Hello from the Peace School Foundation of Monte Sole, one of the 4 cultural institutions partnering in the So-Close project. In this article, we put on the table some questions about co-creation processes within the tools’ implementation.
Considering the list of keywords that are related to the So-Close project, it is easily understandable that intersectionality is one of the core concepts of this research.
So-Close is dealing with cultural heritage, cultural memory, cultural history, history of collective identities and memories, collective memories, identities, lieux de mémoire, oral history, social structure, inequalities, social mobility, interethnic relations as well as conflicts, social cohesion, storytelling, mediation, and social integration, innovation, digital technologies.
This means that different academic disciplines are involved and multiple approaches are to be applied.

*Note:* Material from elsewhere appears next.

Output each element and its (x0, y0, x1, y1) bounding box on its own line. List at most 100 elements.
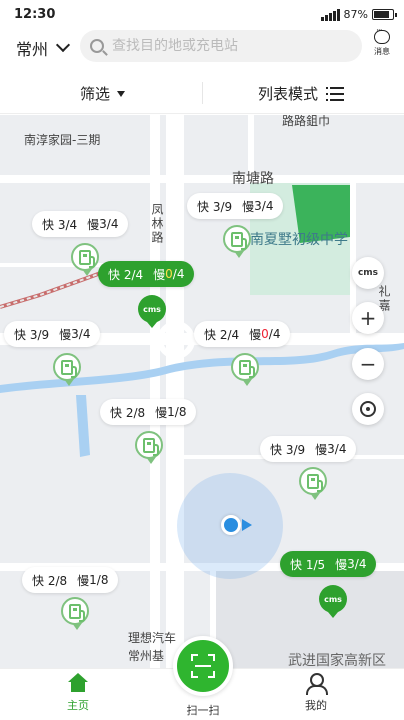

If this concept is quite simple to detect in the academic field, when it comes to practical and field work for cultural institutions, it is very tricky to guarantee. How is it possible to guarantee the same level of multiplicity?
The choice that the So-Close perspective made was to rely on the concept of co-creation.
We experienced and learned the lesson during our Focus Groups phase of the project (see MUME article about it), but we have to admit that working on the implementation of the tools having in mind the co-creational perspective was not that easy.
It had probably to do with the fact that filling the tools with content and deciding the shape and the position of that content involves a curatorial aspect that is hard to perceive as shareable. Being a curator is a profession. A career and a skilled and well-trained curator is actually compared to an artist. Moreover, each tool had several technical constraints that seemed to be manageable only by very expert hands.
In other words, it was – as always – difficult to abandon the own comfort zone, that warm feeling given by the possibility of control over the decision-making process.
However, it was the So-Close framework, the original design, and the concept, that led us once again to reaffirm the statement: if the aim is to promote social cohesion, there is no alternative to a fair distribution of power or a fair organization of agencies.
Democratic in intent and therefore in practice, co-creation is exactly about reconfiguring established power relationships, challenging inequality, and working together to improve society.
It is when individuals (and groups) influence the work of cultural institutions from conception right through to delivery and evaluation.
And the implementation of the tools makes no exception to this. Bringing together different forms of experience and knowledge – both lived and learned, co-creation generated both very interesting outcomes thanks to the deployment of mutual support. Cultural institutions’ experts joined refugees and asylum seekers as well as witnesses from past traumatic experiences on a one-level platform for creational activities that was able to communicate both personal stories, personal reflections, community needs and voices, and human beings’ richness and limits.
When we started the So-Close project, co-creation was in a certain way the theoretical framework we were relying on. After almost 3 years of activities, it transformed from a test bench to an attitude. Something that once was a new skill we had to repeat in oder to learn, became a habit so natural as putting a foot in front of the other in order to walk.
Next step: to spread the idea of reciprocal relationships and to be able to generate mutual benefits.